Boomers’ new retirement plan is millennials paying rent

By Patrick Clark, Bloomberg

Pete Pollinger and his wife, Julie, are relocating from Boca Raton to Melbourne, a city of about 70,000 on Florida’s Space Coast, named for its proximity to NASA rocket sites at Cape Canaveral and the Kennedy Space Center.
They weren’t just hunting for a place to live.
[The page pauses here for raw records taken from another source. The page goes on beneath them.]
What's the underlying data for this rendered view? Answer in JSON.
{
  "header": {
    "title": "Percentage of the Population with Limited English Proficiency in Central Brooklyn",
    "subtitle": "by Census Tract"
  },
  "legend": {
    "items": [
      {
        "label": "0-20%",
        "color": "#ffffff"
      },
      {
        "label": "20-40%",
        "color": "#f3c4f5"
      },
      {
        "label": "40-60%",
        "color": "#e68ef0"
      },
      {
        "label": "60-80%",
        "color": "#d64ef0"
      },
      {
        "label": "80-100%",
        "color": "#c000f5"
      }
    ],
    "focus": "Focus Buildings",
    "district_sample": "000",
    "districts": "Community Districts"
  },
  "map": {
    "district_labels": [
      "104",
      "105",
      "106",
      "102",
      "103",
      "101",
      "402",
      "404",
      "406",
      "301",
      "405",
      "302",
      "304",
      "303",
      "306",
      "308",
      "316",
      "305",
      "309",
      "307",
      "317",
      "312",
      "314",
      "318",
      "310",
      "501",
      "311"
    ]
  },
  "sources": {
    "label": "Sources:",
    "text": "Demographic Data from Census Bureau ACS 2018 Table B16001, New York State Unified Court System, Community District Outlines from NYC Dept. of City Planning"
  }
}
As they get ready to move this year, they’re also looking for single-family homes they can buy, fix, and rent out.

“We want to be more in control of our financial destiny,” said Pollinger, 51, a computer systems consultant. “As far as traditional investments go, we have less control of what really happens to those.”

He and Julie hope to build a portfolio of about 10 homes, buying when they see good value or selling a fixed-up home when the market presents the opportunity to take a profit.

The Pollingers are joining the ranks of what Redfin Chief Executive Glenn Kelman calls Landlord Nation, a group of mom-and-pop investors who have seized on low mortgage rates and robust rent growth to plow savings into rental properties. Together, they’ve lifted the percentage of single-family houses used as rental properties to stratospheric heights, even as many would-be first-time home buyers struggle to reach ignition.

The number of starter homes on the market dropped by more than 44 percent from the first quarter of 2012 to the first quarter of this year, according to research published by Trulia. With entry-level homes in short supply, median prices in the category increased by nearly a third.